June 21, 2010 Milan
Istanbul is the current European capital of culture, so Benan's return to his Turkish roots was timely, but more than that, his questioning of his own identity went right to the issue at the heart of men's fashion. Never mind "What is a Turkish man?" How about "What is a man?"
Benan answered that question with a collection that started with the way his father used to dress. (The collection was called Home, Sweet Home.) All the trousers were high-waisted, multi-pleated, drop-crotched Turkish pants. A commercial version tied with a bow at the waist. Shirts had a band collar, and a striped caftan was straight outta Anatolia. Benan shot his lookbook with Burhan Öçal, a top Turkish musician who has recorded with Miles Davis and Pharrell Williams, among others. "If he went to his village in these clothes, he wouldn't stand out," Benan noted.
But just as traditional musical instrumentation was a launchpad for Öçal, Benan integrated traditional Turkish menswear with his own fashion aesthetic, which revolves around fluid tailoring, a creative use of skins, and an idiosyncratic color sense. They were all present in a collection that starred soft, washed-leather blousons; immaculately tailored blazers; masterful knitwear; surprisingly luxurious fabrics; and a tux jacket with a decadently, deeply draped lapel, always with the voluminous Turkish pants.

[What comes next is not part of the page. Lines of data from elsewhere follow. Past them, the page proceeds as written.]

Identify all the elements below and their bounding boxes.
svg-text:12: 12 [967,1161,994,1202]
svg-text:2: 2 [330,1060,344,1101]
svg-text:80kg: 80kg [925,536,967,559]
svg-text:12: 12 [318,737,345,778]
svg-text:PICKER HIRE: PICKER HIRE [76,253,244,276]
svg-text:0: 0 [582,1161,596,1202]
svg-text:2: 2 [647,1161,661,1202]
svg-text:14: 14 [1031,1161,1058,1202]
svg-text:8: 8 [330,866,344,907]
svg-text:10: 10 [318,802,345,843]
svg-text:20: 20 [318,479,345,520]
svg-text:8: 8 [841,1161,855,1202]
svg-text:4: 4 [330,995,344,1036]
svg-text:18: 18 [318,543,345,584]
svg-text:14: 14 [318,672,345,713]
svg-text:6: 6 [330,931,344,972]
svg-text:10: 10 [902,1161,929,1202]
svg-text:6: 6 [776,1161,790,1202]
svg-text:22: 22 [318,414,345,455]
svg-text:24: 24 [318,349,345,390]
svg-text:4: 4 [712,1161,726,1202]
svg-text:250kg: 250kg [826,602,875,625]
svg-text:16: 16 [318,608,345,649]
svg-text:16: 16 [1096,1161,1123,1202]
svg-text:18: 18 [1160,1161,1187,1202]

Roots or not, Benan revisited the tenets of western menswear with unexpected combinations, like a double-breasted jacket cut from ribbed jersey, a white shirt with kimono sleeves, and a parka that looked a lot like a safari jacket from the front. The immediate impression was strong, confident clothes that had a life above and beyond any national borders. And in answer to that question, "What is a man?" Let's start with the fact that he's international.